A Chinese factory that provides computer parts and Xbox 360 controllers to Microsoft, and other U.S. companies, has seen the conditions of its workers scrutinized in a scathing report issued by The National Labor Committee (NLC).
The NLC report focused on the KYE Factory in Dongguan City, Guangdong and offered a laundry list of complaints. Among them, workers earn an average of 65 cents an hour (52 cents per hour after deducting for food), workers average 68 hours of work per week, and that workers are prohibited from “talking, listening to music or using the bathroom” during working hours.
Additionally, the factory was said to have a preference for hiring 18 to 25 year old women, as “they are easier to discipline and control,” and also hires “work-study students,” or 16 and 17 year olds who work mandatory 15-hour shifts six or seven days per week. Workers also share lodging in “primitive” dorm rooms that house up to 14 people.

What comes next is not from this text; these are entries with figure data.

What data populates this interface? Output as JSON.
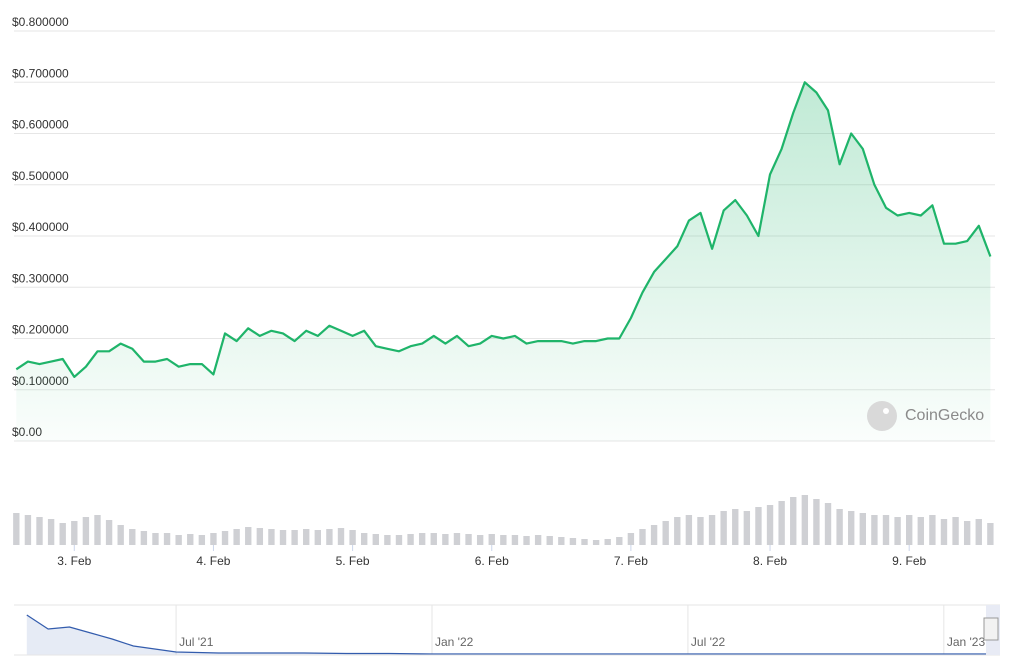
{
  "chart_data": [
    {
      "type": "line",
      "color": "#1fb46a",
      "annotation": "CoinGecko",
      "xlim": [
        -10.4,
        158.8
      ],
      "xticks": [
        {
          "value": 0,
          "label": "3. Feb"
        },
        {
          "value": 24,
          "label": "4. Feb"
        },
        {
          "value": 48,
          "label": "5. Feb"
        },
        {
          "value": 72,
          "label": "6. Feb"
        },
        {
          "value": 96,
          "label": "7. Feb"
        },
        {
          "value": 120,
          "label": "8. Feb"
        },
        {
          "value": 144,
          "label": "9. Feb"
        }
      ],
      "ylim": [
        0,
        0.8
      ],
      "yticks": [
        {
          "value": 0,
          "label": "$0.00"
        },
        {
          "value": 0.1,
          "label": "$0.100000"
        },
        {
          "value": 0.2,
          "label": "$0.200000"
        },
        {
          "value": 0.3,
          "label": "$0.300000"
        },
        {
          "value": 0.4,
          "label": "$0.400000"
        },
        {
          "value": 0.5,
          "label": "$0.500000"
        },
        {
          "value": 0.6,
          "label": "$0.600000"
        },
        {
          "value": 0.7,
          "label": "$0.700000"
        },
        {
          "value": 0.8,
          "label": "$0.800000"
        }
      ],
      "grid": true,
      "x": [
        -10,
        -8,
        -6,
        -4,
        -2,
        0,
        2,
        4,
        6,
        8,
        10,
        12,
        14,
        16,
        18,
        20,
        22,
        24,
        26,
        28,
        30,
        32,
        34,
        36,
        38,
        40,
        42,
        44,
        46,
        48,
        50,
        52,
        54,
        56,
        58,
        60,
        62,
        64,
        66,
        68,
        70,
        72,
        74,
        76,
        78,
        80,
        82,
        84,
        86,
        88,
        90,
        92,
        94,
        96,
        98,
        100,
        102,
        104,
        106,
        108,
        110,
        112,
        114,
        116,
        118,
        120,
        122,
        124,
        126,
        128,
        130,
        132,
        134,
        136,
        138,
        140,
        142,
        144,
        146,
        148,
        150,
        152,
        154,
        156,
        158
      ],
      "values": [
        0.14,
        0.155,
        0.15,
        0.155,
        0.16,
        0.125,
        0.145,
        0.175,
        0.175,
        0.19,
        0.18,
        0.155,
        0.155,
        0.16,
        0.145,
        0.15,
        0.15,
        0.13,
        0.21,
        0.195,
        0.22,
        0.205,
        0.215,
        0.21,
        0.195,
        0.215,
        0.205,
        0.225,
        0.215,
        0.205,
        0.215,
        0.185,
        0.18,
        0.175,
        0.185,
        0.19,
        0.205,
        0.19,
        0.205,
        0.185,
        0.19,
        0.205,
        0.2,
        0.205,
        0.19,
        0.195,
        0.195,
        0.195,
        0.19,
        0.195,
        0.195,
        0.2,
        0.2,
        0.24,
        0.29,
        0.33,
        0.355,
        0.38,
        0.43,
        0.445,
        0.375,
        0.45,
        0.47,
        0.44,
        0.4,
        0.52,
        0.57,
        0.64,
        0.7,
        0.68,
        0.645,
        0.54,
        0.6,
        0.57,
        0.5,
        0.455,
        0.44,
        0.445,
        0.44,
        0.46,
        0.385,
        0.385,
        0.39,
        0.42,
        0.36
      ]
    },
    {
      "type": "bar",
      "color": "#cfd0d4",
      "xlim": [
        -10.4,
        158.8
      ],
      "ylim": [
        0,
        55
      ],
      "x": [
        -10,
        -8,
        -6,
        -4,
        -2,
        0,
        2,
        4,
        6,
        8,
        10,
        12,
        14,
        16,
        18,
        20,
        22,
        24,
        26,
        28,
        30,
        32,
        34,
        36,
        38,
        40,
        42,
        44,
        46,
        48,
        50,
        52,
        54,
        56,
        58,
        60,
        62,
        64,
        66,
        68,
        70,
        72,
        74,
        76,
        78,
        80,
        82,
        84,
        86,
        88,
        90,
        92,
        94,
        96,
        98,
        100,
        102,
        104,
        106,
        108,
        110,
        112,
        114,
        116,
        118,
        120,
        122,
        124,
        126,
        128,
        130,
        132,
        134,
        136,
        138,
        140,
        142,
        144,
        146,
        148,
        150,
        152,
        154,
        156,
        158
      ],
      "values": [
        32,
        30,
        28,
        26,
        22,
        24,
        28,
        30,
        25,
        20,
        16,
        14,
        12,
        12,
        10,
        11,
        10,
        12,
        14,
        16,
        18,
        17,
        16,
        15,
        15,
        16,
        15,
        16,
        17,
        15,
        12,
        11,
        10,
        10,
        11,
        12,
        12,
        11,
        12,
        11,
        10,
        11,
        10,
        10,
        9,
        10,
        9,
        8,
        7,
        6,
        5,
        6,
        8,
        12,
        16,
        20,
        24,
        28,
        30,
        28,
        30,
        34,
        36,
        34,
        38,
        40,
        44,
        48,
        50,
        46,
        42,
        36,
        34,
        32,
        30,
        30,
        28,
        30,
        28,
        30,
        26,
        28,
        24,
        26,
        22
      ]
    },
    {
      "type": "line",
      "color": "#335cad",
      "xlim": [
        -3.8,
        19.2
      ],
      "ylim": [
        0,
        50
      ],
      "xticks": [
        {
          "value": 0,
          "label": "Jul '21"
        },
        {
          "value": 6,
          "label": "Jan '22"
        },
        {
          "value": 12,
          "label": "Jul '22"
        },
        {
          "value": 18,
          "label": "Jan '23"
        }
      ],
      "x": [
        -3.5,
        -3,
        -2.5,
        -2,
        -1.5,
        -1,
        0,
        1,
        2,
        3,
        4,
        5,
        6,
        7,
        8,
        9,
        10,
        11,
        12,
        13,
        14,
        15,
        16,
        17,
        18,
        19
      ],
      "values": [
        40,
        26,
        28,
        22,
        16,
        9,
        3,
        2,
        2,
        2,
        1.5,
        1.5,
        1,
        1,
        1,
        1,
        1,
        1,
        1,
        1,
        1,
        1,
        1,
        1,
        1,
        1
      ]
    }
  ]
}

The NLC report is illustrated by pictures of workers asleep on assembly lines during their break time.
Another snapshot of working conditions offered by the NLC report:
Workers who make a mistake are humiliated in two ways. They can be taken off the production line and ordered to pick up trash, sweep the factory floor and clean the bathrooms. This happens every day, and it is done during working hours to humiliate the teenager in front of his or her friends and co-workers.
Other companies that source products from the KYE Factory include Hewlett Packard, Best Buy, Samsung, Foxconn, Acer, Wi/IFC/Logitech and Asus-Rd. While the factory does seem to focus on producing mice and webcams, a record of Microsoft importing Xbox 360 controllers (PDF) from the factory was attached to the NLC report.
Microsoft, for its part, said in a statement, “We regret that the NLC reported a one-sided story without offering us a chance to explain.” However, the Wall Street Journal reports that Microsoft is sending a team of independent auditors to the facility in order to conduct a “complete and thorough investigation.”
Microsoft Corporate Vice President, Manufacturing and Operations, Brian Tobey also stated that worker pay was in line with labor standard for the area.